E mesmo quanto ao inquérito que continuou em curso a visar várias personalidades que compraram apartamentos no Estoril-Sol Residence (246/11) – de onde nasceu o processo autónomo de Manuel Vicente que acabou arquivado ainda por Figueira (5/12) – é descrito que Paulo Gonçalves fez o mesmo com os restantes suspeitos que Figueira havia feito com Manuel Vicente (ainda que não tenha autonomizado cada um deles em inquéritos à parte).
«Inspecionado e assessora mandam notificar para justificarem as aquisições e meios de financiamento, sendo que os que responderam vieram de novo a ser chamados para comprovarem documentalmente as suas afirmações», refere-se no relatório da inspeção.
No caso de Manuel Vicente, Orlando Figueira recebeu do então advogado do Estado angolano e arguido no caso Fizz, Paulo Blanco, as declarações de rendimento de Manuel Vicente e pediu o registo do criminal e se pendiam investigações a visá-lo em Angola. A acusação defende que há diligências, como o follow the money [seguir o rasto do dinheiro], por fazer.
Guerras no DCIAP espelhadas na inspeção de Gonçalves
O assunto das guerras no departamento do MP que investiga a criminalidade mais complexa já foi abordado em julgamento.
A inspeção feita a Paulo Gonçalves vem comprovar o clima de tensão, numa altura em que tinham passado ainda poucos meses da entrada do atual diretor do DCIAP, o procurador Amadeu Guerra.
A informação prestada por Amadeu Guerra dava conta de que Paulo Gonçalves tem capacidade «para o exercício da profissão», mas também disse ter a «sensação (não mais do que isso) de que o dr. Paulo Gonçaves podia das ainda um pouco mais (melhorando a eficácia)».
Uma posição diferente da que foi prestada pela ex-diretora que disse tratar-se de um «magistrado de mérito». E adiantava que o sabia porque «lia e registava todos os despachos finais de acusação ou abstenção, seus e dos demais colegas».
Paulo Gonçalves, chamado a dar a sua posição, arrasou o que disse o seu diretor, uma postura que valeu inclusivamente críticas do inspetor.

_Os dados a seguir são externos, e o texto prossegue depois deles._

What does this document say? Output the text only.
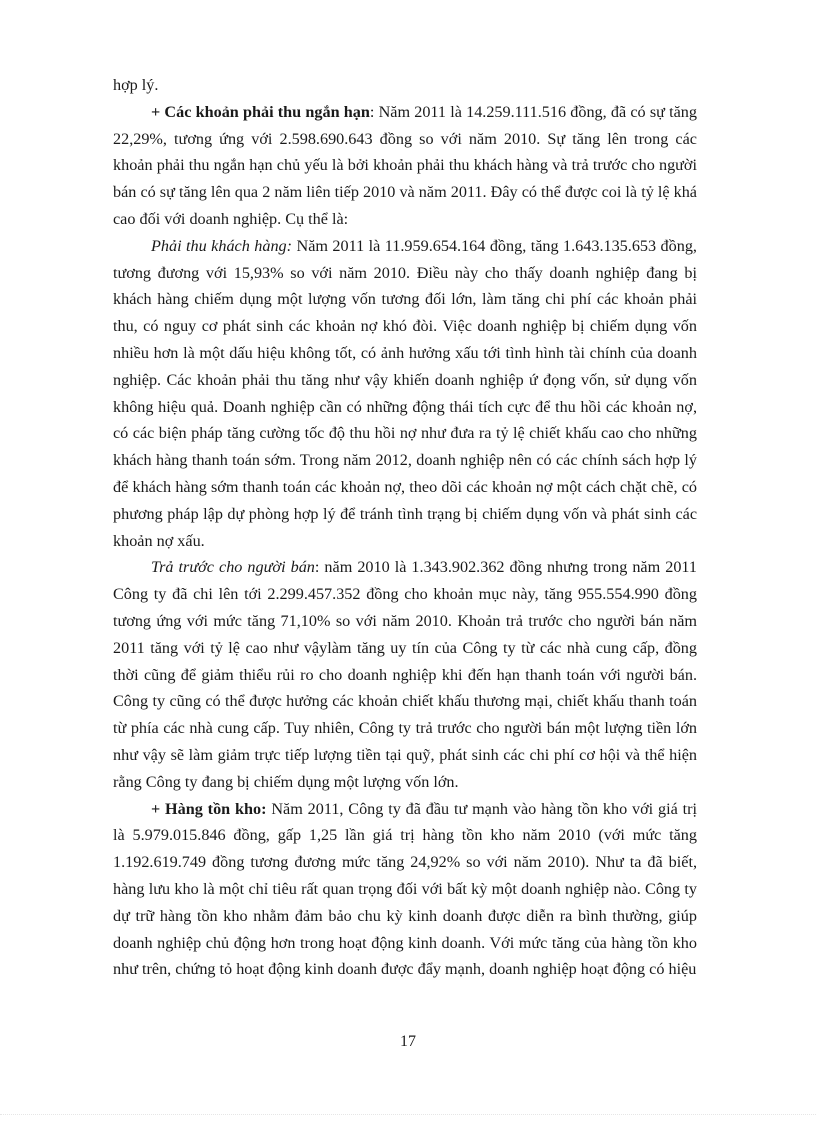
hợp lý.

+ Các khoản phải thu ngắn hạn: Năm 2011 là 14.259.111.516 đồng, đã có sự tăng 22,29%, tương ứng với 2.598.690.643 đồng so với năm 2010. Sự tăng lên trong các khoản phải thu ngắn hạn chủ yếu là bởi khoản phải thu khách hàng và trả trước cho người bán có sự tăng lên qua 2 năm liên tiếp 2010 và năm 2011. Đây có thể được coi là tỷ lệ khá cao đối với doanh nghiệp. Cụ thể là:

Phải thu khách hàng: Năm 2011 là 11.959.654.164 đồng, tăng 1.643.135.653 đồng, tương đương với 15,93% so với năm 2010. Điều này cho thấy doanh nghiệp đang bị khách hàng chiếm dụng một lượng vốn tương đối lớn, làm tăng chi phí các khoản phải thu, có nguy cơ phát sinh các khoản nợ khó đòi. Việc doanh nghiệp bị chiếm dụng vốn nhiều hơn là một dấu hiệu không tốt, có ảnh hưởng xấu tới tình hình tài chính của doanh nghiệp. Các khoản phải thu tăng như vậy khiến doanh nghiệp ứ đọng vốn, sử dụng vốn không hiệu quả. Doanh nghiệp cần có những động thái tích cực để thu hồi các khoản nợ, có các biện pháp tăng cường tốc độ thu hồi nợ như đưa ra tỷ lệ chiết khấu cao cho những khách hàng thanh toán sớm. Trong năm 2012, doanh nghiệp nên có các chính sách hợp lý để khách hàng sớm thanh toán các khoản nợ, theo dõi các khoản nợ một cách chặt chẽ, có phương pháp lập dự phòng hợp lý để tránh tình trạng bị chiếm dụng vốn và phát sinh các khoản nợ xấu.

Trả trước cho người bán: năm 2010 là 1.343.902.362 đồng nhưng trong năm 2011 Công ty đã chi lên tới 2.299.457.352 đồng cho khoản mục này, tăng 955.554.990 đồng tương ứng với mức tăng 71,10% so với năm 2010. Khoản trả trước cho người bán năm 2011 tăng với tỷ lệ cao như vậylàm tăng uy tín của Công ty từ các nhà cung cấp, đồng thời cũng để giảm thiểu rủi ro cho doanh nghiệp khi đến hạn thanh toán với người bán. Công ty cũng có thể được hưởng các khoản chiết khấu thương mại, chiết khấu thanh toán từ phía các nhà cung cấp. Tuy nhiên, Công ty trả trước cho người bán một lượng tiền lớn như vậy sẽ làm giảm trực tiếp lượng tiền tại quỹ, phát sinh các chi phí cơ hội và thể hiện rằng Công ty đang bị chiếm dụng một lượng vốn lớn.

+ Hàng tồn kho: Năm 2011, Công ty đã đầu tư mạnh vào hàng tồn kho với giá trị là 5.979.015.846 đồng, gấp 1,25 lần giá trị hàng tồn kho năm 2010 (với mức tăng 1.192.619.749 đồng tương đương mức tăng 24,92% so với năm 2010). Như ta đã biết, hàng lưu kho là một chỉ tiêu rất quan trọng đối với bất kỳ một doanh nghiệp nào. Công ty dự trữ hàng tồn kho nhằm đảm bảo chu kỳ kinh doanh được diễn ra bình thường, giúp doanh nghiệp chủ động hơn trong hoạt động kinh doanh. Với mức tăng của hàng tồn kho như trên, chứng tỏ hoạt động kinh doanh được đẩy mạnh, doanh nghiệp hoạt động có hiệu

17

Gonçalves disse que apesar de estar há pouco tempo, Amadeu Guerra «sentiu-se habilitado a emitir ‘sensações’ sobre o empenho e dedicação de dois anos e meio do [seu] trabalho especializado na investigação da criminalidade económico-financeira». E foi ainda mais longe, ao afirmar que «apesar da falta de conteúdo substantivo, as referidas ‘sensações’ são de uma injustiça e leviandade arrasadoras». Mais: acusou o diretor de ter proferido declarações «desleais, desmotivadoras e pela insinuação vaga destruidoras, como todas perfídias, de uma reputação construída em 26 anos de carreira».
Diz também não perceber como é que o atual diretor poderia querer que com a mudança de direção os processos fossem mais céleres, nomeadamente os que visam cidadãos angolanos. «já que o magistrado age segundo critérios de justiça penal constitucional equitativa e célere».
E lembrou a saída de alguns magistrados, dos quais herdou inquéritos, como é o caso dos de Orlando Figueira, como um acontecimento de impacto negativo.
O inspetor referiu-se a esta posição como sendo um «destempero» ou um «exagero»: «Uma peça que, sem prejuízo do seu valor informativo, emerge norteada pela crispação, pelo ataque inconsequente e até pela falta de respeito».